Les salariés doivent acquérir des compétences numériques au même titre qu'ils apprennent à gérer une équipe ou à collaborer autour d'un projet, affirme dans une étude Bronwyn Hegarty, chercheuse à l'université polytechnique d'Otago. L'universitaire a dirigé un projet de recherche visant à dessiner les stratégies et outils permettant de développer la connaissance numérique auprès des professionnels et des étudiants, dans les institutions néo-zélandaises. "Les outils innovants se trouvent désormais au cœur du développement de l'entreprise", confirme à L'Atelier Bruno Gourevitch, président d'Altaïr Conseil - un cabinet spécialisé dans le management et la gestion des risques. "En aval, il faut donc une formation spécifique, pour donner aux salariés la possibilité d'intégrer les usages liés aux nouvelles technologies", explique-t-il. Selon la responsable de l'étude, l'acquisition de compétences numériques permet aux individus d'adopter de nouveaux modes de fonctionnement.

Développer des champs relationnels

"Les personnes qui sont au fait des technologies innovantes sont également celles qui sont les plus à même de partager et de collaborer", souligne ainsi la chercheuse. "Les entreprises doivent aujourd'hui communiquer avec tout un éventail de collaborateurs - clients, partenaires ou sociétés de tutelles", note Bruno Gourevitch. "Il faut par conséquent apprendre aux salariés à développer des champs relationnels plus étendus". Pour le consultant, les entreprises ont tout à gagner à mettre en place des outils de veille stratégique ou de partage d'informations. "Cela n'est pas toujours spontané", déplore-t-il. "D'où l'importance d'une formation personnalisée, qui favorisera ensuite les échanges entre les collaborateurs", développe-t-il. La création d'ateliers spécifiques, l'utilisation de modules d'e-learning, ou la mise en place de programmes de sensibilisation sont des solutions possibles. Pour l'université, les entreprises devraient par ailleurs laisser aux salariés un espace de liberté sur Internet, avec la possibilité d'accéder aux réseaux sociaux durant un moment de la journée.
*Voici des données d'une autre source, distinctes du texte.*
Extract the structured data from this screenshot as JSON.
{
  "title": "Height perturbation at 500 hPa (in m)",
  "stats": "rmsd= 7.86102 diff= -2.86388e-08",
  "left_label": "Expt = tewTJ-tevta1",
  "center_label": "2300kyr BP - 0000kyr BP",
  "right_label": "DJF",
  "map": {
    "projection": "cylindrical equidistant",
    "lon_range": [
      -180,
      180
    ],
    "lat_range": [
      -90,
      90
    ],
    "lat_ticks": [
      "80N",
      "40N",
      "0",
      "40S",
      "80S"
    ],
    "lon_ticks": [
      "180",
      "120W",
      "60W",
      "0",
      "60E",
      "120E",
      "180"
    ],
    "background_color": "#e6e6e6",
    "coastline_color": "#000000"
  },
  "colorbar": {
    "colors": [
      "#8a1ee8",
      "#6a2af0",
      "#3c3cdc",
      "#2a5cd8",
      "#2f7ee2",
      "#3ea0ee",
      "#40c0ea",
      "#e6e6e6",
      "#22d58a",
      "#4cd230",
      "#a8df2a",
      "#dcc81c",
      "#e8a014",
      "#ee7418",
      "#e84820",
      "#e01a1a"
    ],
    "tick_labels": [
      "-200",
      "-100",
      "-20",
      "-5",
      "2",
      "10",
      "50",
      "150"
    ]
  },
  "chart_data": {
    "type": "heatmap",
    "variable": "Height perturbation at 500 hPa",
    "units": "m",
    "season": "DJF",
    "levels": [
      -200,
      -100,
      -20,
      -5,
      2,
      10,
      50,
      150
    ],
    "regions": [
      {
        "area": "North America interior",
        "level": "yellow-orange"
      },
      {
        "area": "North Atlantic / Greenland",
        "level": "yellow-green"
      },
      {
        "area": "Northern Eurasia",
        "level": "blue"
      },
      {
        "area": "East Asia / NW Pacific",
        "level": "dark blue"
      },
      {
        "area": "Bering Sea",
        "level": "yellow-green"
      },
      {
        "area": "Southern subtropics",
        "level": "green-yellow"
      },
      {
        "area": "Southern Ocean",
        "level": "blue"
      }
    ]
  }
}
Le serious game pour apprendre à manager

"Les entreprises savent qu'elles sont contraintes à évoluer en ce sens", reconnaît le spécialiste. "Mais il y a toujours le risque de voir des informations confidentielles divulguées. Le mieux est donc de développer des espaces spécifiques, avec un community manager qui anime la discussion, et oriente les échanges vers une finalité pour l'entreprise", explique-t-il. Autre option, mise en avant par les chercheurs : le serious game. "Dans ces programmes, la notion de jeu finit par s'estomper : ils sont très pertinents pour la simulation, par exemple dans la gestion de crise, pour apprendre à réagir vite et bien, tout en préservant l'image de la marque", indique le consultant. Les jeunes générations habituées aux jeux numériques possèdent par ailleurs, selon lui, des capacités accrues dans le management d'équipes.